Con disgusto, Ángela se mira en el espejo porque no le gusta lo que ve reflejado en el espejo; le muestra que está gorda. “Bojota” como le ha dicho su madre desde que tiene uso de razón, pero con cara linda, pensó levantando el mechón de pelo que le cubría la marca en el lado derecho de la frente. Le hiere que la madre le estruje tanto su sobrepeso. Tiene treinta años ya y no ha podido salir del yugo de su progenitora. Las demás hermanas se le adelantaron y, según ella, salieron de la casa a tiempo. Manuela, la mayor, se fue a estudiar a los Estado Unidos y por allá se quedó después de terminar sus estudios. Con esa no se puede contar para nada, se dice. Gloria prefirió que su madre la llamara puta por haberse ido con hombre sin haberse casado y que su madre no la quiera ver más. Sin embargo, Gloria era su confidente, la escuchaba sin juzgarla.
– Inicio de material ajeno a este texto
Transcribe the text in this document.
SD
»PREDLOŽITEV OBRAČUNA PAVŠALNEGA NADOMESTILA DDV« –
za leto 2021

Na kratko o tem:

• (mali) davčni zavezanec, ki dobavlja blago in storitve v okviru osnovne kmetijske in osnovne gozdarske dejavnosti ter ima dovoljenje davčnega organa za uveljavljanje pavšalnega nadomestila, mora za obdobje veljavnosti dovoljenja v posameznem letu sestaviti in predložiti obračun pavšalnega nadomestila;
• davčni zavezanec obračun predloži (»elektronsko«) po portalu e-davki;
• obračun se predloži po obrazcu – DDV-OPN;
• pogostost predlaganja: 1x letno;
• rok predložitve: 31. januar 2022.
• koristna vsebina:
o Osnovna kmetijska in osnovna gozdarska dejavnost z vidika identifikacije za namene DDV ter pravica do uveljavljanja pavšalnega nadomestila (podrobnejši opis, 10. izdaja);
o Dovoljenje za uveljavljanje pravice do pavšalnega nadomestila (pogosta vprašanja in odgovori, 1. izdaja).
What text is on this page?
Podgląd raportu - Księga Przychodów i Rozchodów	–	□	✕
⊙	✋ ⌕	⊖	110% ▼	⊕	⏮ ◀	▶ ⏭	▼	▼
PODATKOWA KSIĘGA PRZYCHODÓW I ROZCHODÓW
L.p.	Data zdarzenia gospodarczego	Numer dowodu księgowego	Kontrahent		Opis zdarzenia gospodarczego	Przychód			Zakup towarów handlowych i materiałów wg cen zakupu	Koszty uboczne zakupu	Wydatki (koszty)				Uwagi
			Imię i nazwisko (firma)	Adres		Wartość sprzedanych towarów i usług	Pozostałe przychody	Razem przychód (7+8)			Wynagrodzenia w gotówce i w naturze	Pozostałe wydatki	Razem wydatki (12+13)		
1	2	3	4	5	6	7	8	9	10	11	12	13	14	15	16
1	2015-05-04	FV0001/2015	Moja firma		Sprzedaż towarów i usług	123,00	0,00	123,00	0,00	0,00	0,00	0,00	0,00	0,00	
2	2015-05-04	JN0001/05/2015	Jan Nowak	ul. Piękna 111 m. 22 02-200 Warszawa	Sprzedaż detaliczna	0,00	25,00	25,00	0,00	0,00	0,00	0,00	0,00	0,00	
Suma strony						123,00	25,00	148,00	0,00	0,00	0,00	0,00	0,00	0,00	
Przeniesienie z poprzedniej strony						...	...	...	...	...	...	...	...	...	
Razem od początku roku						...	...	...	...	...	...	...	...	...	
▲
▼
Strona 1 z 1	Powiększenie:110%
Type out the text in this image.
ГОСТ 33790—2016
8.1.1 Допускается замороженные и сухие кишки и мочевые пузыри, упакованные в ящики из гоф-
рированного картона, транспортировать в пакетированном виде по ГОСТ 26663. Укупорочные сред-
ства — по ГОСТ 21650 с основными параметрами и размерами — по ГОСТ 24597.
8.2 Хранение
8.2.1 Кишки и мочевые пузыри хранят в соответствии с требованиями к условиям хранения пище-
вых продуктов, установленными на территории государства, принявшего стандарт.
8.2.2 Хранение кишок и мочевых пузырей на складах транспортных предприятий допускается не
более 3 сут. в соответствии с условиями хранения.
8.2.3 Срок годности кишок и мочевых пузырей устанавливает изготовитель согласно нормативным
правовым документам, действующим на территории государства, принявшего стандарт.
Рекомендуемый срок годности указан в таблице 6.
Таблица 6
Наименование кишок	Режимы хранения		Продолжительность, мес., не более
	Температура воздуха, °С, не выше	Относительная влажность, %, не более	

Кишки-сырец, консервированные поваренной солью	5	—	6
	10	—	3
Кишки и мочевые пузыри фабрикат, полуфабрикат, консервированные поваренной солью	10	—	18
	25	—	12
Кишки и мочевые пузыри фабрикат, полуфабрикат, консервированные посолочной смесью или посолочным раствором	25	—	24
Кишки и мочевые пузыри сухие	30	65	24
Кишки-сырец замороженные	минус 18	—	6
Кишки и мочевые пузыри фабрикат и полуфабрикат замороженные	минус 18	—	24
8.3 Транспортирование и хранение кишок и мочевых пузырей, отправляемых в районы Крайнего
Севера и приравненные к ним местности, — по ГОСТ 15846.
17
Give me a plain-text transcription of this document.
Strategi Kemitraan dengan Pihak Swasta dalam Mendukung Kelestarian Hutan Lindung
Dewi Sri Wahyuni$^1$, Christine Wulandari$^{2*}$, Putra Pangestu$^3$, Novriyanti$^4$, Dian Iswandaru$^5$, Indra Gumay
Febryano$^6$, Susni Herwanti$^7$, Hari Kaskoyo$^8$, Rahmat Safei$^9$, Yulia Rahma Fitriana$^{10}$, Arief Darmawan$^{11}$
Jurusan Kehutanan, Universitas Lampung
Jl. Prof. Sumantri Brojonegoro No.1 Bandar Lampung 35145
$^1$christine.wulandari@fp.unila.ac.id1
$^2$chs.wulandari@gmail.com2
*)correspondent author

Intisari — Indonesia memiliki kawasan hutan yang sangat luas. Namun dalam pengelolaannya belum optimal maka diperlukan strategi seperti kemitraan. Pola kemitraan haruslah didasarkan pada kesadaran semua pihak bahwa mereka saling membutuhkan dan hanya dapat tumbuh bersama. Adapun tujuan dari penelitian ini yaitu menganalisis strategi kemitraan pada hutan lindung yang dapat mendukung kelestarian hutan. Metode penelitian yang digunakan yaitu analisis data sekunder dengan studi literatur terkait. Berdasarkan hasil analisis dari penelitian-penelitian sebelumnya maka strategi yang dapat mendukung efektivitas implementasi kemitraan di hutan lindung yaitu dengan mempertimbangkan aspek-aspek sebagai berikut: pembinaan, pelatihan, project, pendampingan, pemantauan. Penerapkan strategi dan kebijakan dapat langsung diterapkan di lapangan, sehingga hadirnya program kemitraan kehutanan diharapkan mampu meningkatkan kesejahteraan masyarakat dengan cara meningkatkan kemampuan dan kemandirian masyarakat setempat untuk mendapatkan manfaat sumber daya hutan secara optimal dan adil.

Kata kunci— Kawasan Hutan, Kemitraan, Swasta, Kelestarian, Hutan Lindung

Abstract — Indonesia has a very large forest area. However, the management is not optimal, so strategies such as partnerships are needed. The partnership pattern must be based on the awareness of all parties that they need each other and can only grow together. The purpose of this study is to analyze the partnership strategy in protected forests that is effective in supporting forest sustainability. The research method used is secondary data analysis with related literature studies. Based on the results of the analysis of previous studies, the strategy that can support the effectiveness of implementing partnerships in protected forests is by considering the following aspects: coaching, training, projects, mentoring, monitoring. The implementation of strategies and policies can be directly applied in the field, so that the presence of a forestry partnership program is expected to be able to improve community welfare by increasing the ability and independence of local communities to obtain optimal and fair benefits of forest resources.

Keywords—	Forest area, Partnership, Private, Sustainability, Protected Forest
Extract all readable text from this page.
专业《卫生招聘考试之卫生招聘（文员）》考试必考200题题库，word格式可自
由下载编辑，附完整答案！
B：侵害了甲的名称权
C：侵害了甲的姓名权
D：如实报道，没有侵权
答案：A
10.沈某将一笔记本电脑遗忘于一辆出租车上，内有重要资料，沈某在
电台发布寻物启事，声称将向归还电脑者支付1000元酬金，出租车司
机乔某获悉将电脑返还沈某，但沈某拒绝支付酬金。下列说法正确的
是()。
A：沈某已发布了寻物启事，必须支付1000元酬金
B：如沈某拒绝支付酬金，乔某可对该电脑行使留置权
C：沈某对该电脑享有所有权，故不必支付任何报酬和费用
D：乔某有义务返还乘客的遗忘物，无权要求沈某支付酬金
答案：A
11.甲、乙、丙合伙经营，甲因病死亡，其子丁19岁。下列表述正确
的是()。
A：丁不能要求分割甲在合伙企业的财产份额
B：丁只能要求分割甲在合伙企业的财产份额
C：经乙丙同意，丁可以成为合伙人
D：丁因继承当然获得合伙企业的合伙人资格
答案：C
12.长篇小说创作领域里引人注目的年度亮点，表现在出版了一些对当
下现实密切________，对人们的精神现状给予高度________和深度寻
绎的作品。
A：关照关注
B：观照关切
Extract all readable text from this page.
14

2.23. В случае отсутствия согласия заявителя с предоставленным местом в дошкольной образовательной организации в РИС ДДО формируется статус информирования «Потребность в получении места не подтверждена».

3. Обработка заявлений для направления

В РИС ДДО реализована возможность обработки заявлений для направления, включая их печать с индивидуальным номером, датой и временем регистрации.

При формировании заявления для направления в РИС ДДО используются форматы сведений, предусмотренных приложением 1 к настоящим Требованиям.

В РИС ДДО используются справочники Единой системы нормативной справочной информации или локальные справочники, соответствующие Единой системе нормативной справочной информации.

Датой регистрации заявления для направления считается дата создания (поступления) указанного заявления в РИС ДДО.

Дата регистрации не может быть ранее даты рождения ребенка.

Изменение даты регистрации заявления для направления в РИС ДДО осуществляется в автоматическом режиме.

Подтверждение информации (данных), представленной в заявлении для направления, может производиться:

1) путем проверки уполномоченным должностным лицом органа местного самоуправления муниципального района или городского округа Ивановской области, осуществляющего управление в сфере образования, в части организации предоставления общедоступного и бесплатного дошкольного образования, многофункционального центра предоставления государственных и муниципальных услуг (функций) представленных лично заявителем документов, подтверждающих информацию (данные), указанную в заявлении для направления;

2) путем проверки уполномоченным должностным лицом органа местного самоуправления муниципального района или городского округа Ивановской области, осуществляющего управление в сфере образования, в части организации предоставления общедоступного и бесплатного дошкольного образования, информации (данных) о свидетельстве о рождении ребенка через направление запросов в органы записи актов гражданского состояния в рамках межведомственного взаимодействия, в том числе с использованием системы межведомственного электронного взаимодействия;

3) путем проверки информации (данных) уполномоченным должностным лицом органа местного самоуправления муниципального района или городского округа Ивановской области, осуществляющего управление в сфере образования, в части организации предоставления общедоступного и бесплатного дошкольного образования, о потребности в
Gloria, es que se pone peor cada vez, más
hostil conmigo. Me saca el monstruo. Cada vez me acusa como si fuera
responsable de lo que ustedes hicieron. Me condena como si resintiera haberme
parido tan vieja y que papi la abandonara porque creyó que yo soy un cuerno que
ella le pegó a él. Nunca me ha querido.
No digas eso. Ella ha sido igual con las
tres.
No, pero ella nunca me ha querido. Siempre he
sido yo la que paga todas las travesuras y errores de ustedes. Manuela siempre
se salió con la suya y se fue. Ella sabía cómo manipular a mami. O ya se te
olvidó la paliza que me dio con la correa de cuero que papi dejó detrás de la
puerta. Mira la evidencia. Mírala. Me mutiló la cara para toda la vida con la
maldita correa. La maldigo cada vez que me acuerdo. Hay veces que la odio a
muerte.
No digas eso. Tú no eres capaz de hacerle
daño. Tú también eras terrible.
Yo era la mejor de las tres. Pero si atacas
al perro a diario, llegará un momento en que te tirará a morder. Y eso está
pasando. Me he hartado de ella y no veo salida. Estoy loca por largarme, pero
el dinero no me alcanza. Hasta que no termine de estudiar la maestría, no puedo.
No puedo.
Su reflejo en el espejo le resaltó las
lágrimas que bajaban por los cachetes rosados. La vida le había jugado una
treta, según ella.
Maldita sea, se dijo. Si me hubiese ido
antes. Si no hubiese estado en la calle, tal vez ella no hubiese salido a casa
de la vecina y el carro no la hubiera atropellado. ¿Pero qué carajo hacía ella
en casa de Justa a esa hora?
Se estrujó la cara para secarse las
lágrimas. Abrió la puerta de su cuarto y pasó a la habitación de su madre. La
cama de posiciones estaba pegada a la ventana para que la encamada pudiese ver
para afuera. La vieja sintió la presencia de su hija, pero no se movió. La cama
apestaba a orín. Ángela fue hasta el mueble de caoba al lado de la cama y abrió
una de las gavetas. Sacó un panti desechable y lo colocó sobre la cama.
Déjame dormir, carajo, la anciana le
estrujó con mirada agria.
Te voy a cambiar el pañal.
Déjame morir ya. Vete.
Ángela hizo caso omiso al comentario. Aseguró
su agarre por el muñón y la cintura y volteó de lado a la señora para revisar
que no hubiese úlceras en la espalda.
Me haces daño, bruta.
Ángela pensaba pasarle crema en la espalda,
pero, ante la actitud en la que amaneció la señora, no lo hizo .Tampoco dijo
nada. La devolvió a la posición original y haló hasta arrancarle el panti.
Morona, me lastimas la pierna.
No te duele nada. Ya esa herida está sana. Ya
es hora de que uses la prótesis y camines por el cuarto.
No puedo. Estúpida, no puedo.
No seas manipuladora. Y no me maltrates porque
soy lo único que te queda. No tienes a nadie más.
Me tienes harta.
Tú a mí también.
Angela regresó furiosa a su habitación y se
sentó en la cama otra vez. Abrió la gaveta de la mesita de noche. Sacó su agenda
y anotó como tarea para el día: cita bariátrica, cita Celestium.